Il terzo episodio, Iride, scritto e diretto dal tarantino Francesco Chiatante, è quello che appare stilisticamente più definito e capace perciò di elaborare un immaginario proprio: ci riesce a fronte della storia più breve dell'intero film, concentrata su una sola, semplice, idea, quella di un gioco erotico fra due donne che si risolve in tragedia. A istigare le due interpreti c'è un misterioso figuro mascherato, forse una proiezione della parte oscura del loro stesso amore, che istilla una componente fiabesca e magica in un racconto che cerca volutamente l'astrazione (a fronte delle scene saffiche), fin dall'uso straniante (e un po' troppo impostato) della voce fuori campo. Finale aperto, che lascia qualche margine d'interpretazione allo spettatore e risulta perciò più stimolante.

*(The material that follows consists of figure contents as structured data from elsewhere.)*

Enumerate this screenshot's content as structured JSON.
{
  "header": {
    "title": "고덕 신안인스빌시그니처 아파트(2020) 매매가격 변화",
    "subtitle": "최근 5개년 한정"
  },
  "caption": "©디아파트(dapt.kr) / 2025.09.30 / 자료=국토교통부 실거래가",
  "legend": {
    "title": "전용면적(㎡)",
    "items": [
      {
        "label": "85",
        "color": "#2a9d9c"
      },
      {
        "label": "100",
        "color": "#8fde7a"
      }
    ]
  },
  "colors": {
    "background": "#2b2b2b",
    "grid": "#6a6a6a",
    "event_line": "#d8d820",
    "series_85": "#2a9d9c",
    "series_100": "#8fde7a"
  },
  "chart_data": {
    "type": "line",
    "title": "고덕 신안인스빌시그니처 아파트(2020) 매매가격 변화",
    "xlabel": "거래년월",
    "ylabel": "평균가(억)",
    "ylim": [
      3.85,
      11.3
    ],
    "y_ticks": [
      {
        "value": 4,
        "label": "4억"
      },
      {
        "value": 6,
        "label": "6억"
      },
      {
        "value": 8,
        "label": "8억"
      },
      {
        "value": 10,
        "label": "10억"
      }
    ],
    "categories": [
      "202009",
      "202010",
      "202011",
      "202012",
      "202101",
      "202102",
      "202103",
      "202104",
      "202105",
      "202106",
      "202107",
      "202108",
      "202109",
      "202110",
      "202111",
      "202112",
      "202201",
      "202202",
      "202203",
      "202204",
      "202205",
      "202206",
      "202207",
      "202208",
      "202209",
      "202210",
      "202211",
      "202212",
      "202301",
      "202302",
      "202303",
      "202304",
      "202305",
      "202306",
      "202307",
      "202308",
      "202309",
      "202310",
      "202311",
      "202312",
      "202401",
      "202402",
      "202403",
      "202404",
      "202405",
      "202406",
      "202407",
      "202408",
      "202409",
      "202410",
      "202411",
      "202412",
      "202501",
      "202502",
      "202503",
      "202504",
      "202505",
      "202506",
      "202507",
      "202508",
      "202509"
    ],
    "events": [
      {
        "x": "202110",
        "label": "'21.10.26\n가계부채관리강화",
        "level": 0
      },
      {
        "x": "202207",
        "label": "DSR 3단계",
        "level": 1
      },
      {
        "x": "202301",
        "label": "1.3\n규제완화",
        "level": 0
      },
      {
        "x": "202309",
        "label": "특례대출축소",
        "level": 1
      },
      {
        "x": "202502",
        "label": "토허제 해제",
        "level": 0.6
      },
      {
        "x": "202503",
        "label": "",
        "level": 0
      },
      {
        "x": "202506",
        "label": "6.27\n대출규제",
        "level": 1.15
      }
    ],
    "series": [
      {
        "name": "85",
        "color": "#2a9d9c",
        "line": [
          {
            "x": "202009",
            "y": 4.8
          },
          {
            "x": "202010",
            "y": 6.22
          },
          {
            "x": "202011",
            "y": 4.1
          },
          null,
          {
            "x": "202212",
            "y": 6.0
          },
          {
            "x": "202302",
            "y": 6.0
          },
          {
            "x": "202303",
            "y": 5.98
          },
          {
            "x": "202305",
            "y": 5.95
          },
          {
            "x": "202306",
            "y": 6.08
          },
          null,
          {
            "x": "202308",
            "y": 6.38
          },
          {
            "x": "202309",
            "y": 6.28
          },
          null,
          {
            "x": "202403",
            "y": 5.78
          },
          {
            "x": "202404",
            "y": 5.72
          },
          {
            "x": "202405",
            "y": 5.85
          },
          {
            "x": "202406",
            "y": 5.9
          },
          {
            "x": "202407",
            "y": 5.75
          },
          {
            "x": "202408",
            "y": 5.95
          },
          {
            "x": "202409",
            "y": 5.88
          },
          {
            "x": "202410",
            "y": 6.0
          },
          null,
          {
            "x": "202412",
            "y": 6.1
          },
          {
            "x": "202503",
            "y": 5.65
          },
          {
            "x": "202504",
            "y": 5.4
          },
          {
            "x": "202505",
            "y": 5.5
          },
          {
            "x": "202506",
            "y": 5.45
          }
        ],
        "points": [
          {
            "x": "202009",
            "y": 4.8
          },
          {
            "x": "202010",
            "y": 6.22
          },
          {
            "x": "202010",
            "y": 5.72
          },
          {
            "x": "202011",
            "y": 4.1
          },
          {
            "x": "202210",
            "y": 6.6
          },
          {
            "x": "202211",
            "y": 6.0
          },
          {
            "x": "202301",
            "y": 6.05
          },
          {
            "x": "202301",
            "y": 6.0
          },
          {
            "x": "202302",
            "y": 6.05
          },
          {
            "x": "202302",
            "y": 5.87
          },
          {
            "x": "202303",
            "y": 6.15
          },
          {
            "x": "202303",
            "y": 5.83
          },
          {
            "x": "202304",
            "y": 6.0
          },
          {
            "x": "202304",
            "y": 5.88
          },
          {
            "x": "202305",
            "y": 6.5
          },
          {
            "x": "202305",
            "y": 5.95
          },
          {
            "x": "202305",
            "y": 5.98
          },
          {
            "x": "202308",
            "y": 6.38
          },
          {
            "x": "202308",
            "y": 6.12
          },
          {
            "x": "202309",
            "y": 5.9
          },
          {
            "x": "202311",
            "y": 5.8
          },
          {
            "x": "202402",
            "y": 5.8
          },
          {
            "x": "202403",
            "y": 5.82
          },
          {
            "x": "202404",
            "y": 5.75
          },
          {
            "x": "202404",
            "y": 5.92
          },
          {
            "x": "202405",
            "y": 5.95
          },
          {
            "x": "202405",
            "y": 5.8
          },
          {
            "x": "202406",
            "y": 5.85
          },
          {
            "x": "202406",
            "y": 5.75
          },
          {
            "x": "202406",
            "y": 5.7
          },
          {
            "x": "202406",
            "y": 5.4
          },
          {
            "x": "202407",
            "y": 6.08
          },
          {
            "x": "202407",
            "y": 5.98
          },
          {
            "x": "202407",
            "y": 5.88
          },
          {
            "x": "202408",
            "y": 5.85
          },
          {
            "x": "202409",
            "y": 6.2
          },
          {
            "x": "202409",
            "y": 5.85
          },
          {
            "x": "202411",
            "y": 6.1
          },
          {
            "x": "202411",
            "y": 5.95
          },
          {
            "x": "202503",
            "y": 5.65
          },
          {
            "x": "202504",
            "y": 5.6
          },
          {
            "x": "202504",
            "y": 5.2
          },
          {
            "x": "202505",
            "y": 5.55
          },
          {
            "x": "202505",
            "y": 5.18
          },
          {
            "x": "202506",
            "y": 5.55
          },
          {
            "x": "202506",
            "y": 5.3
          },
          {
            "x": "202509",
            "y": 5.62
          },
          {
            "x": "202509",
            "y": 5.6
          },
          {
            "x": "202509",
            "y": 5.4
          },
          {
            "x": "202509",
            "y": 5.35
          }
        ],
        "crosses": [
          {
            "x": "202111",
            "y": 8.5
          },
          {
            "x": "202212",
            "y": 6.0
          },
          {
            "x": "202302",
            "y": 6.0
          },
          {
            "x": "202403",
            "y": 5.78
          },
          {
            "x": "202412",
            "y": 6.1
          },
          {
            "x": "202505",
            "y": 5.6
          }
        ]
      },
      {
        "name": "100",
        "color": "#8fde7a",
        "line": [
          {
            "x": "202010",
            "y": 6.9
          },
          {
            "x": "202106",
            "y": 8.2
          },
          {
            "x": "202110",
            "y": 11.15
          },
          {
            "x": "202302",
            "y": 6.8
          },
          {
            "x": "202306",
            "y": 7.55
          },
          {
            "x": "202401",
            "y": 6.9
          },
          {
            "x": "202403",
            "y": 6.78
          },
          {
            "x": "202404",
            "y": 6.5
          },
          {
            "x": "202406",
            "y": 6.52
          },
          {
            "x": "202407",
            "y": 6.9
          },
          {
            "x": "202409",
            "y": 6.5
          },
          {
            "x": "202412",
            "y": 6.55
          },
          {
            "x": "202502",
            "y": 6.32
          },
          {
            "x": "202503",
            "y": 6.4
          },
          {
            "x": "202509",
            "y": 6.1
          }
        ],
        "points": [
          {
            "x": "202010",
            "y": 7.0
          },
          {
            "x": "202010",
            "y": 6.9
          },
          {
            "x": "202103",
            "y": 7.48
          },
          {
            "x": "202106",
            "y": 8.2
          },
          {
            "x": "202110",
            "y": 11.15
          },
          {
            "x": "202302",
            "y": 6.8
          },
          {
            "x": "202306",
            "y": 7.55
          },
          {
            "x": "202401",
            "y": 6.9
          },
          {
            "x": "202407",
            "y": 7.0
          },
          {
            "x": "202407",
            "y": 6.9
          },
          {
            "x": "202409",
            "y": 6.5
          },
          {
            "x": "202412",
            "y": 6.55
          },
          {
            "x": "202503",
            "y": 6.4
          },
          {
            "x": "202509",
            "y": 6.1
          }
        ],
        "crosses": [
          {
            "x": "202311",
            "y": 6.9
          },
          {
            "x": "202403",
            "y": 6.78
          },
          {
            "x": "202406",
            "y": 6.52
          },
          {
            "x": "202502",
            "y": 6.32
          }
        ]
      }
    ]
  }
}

Infine il segmento con la durata maggiore (circa 35 minuti), Selene, scritto e diretto dal già citato Giuliano Giacomelli, che appare anche quello più ambizioso, per la scelta di rifarsi ai registri della commedia all'italiana, con un cast professionale in cui troviamo Lorenzo Patanè, interprete della soap Tempesta d'amore. E' la storia di una coppia sessualmente insoddisfatta: lui infatti non riesce a consumare il rapporto con la moglie che pure ama, e quindi i due si vedono costretti a sperimentare soluzioni sempre più bizzarre per ravvivare il desiderio. Il casting azzeccatissimo e un buon ritmo, che riesce a gestire con scioltezza gli incastri della vicenda e a esaltare il senso del paradossale che ammanta tutta la storia, permette alla vicenda di risultare briosa e intrigante e a gestire la lunghezza forse un po' eccessiva. A tratti si gioca con le aspettative dello spettatore, in un gioco effettivamente tutto basato sulla capacità di interpretare il ruolo imposto dalla coppia: un degno completamento a un film che spesso corteggia l'idea del mascheramento (il mostro di Daphne, il figuro di Iride) e della messa in discussione dei ruoli codificati dalla coppia (la moglie, l'amante, l'uomo e la donna), come a ricordarci che in fondo l'amore è una enorme scacchiera su cui si muovono varie possibilità.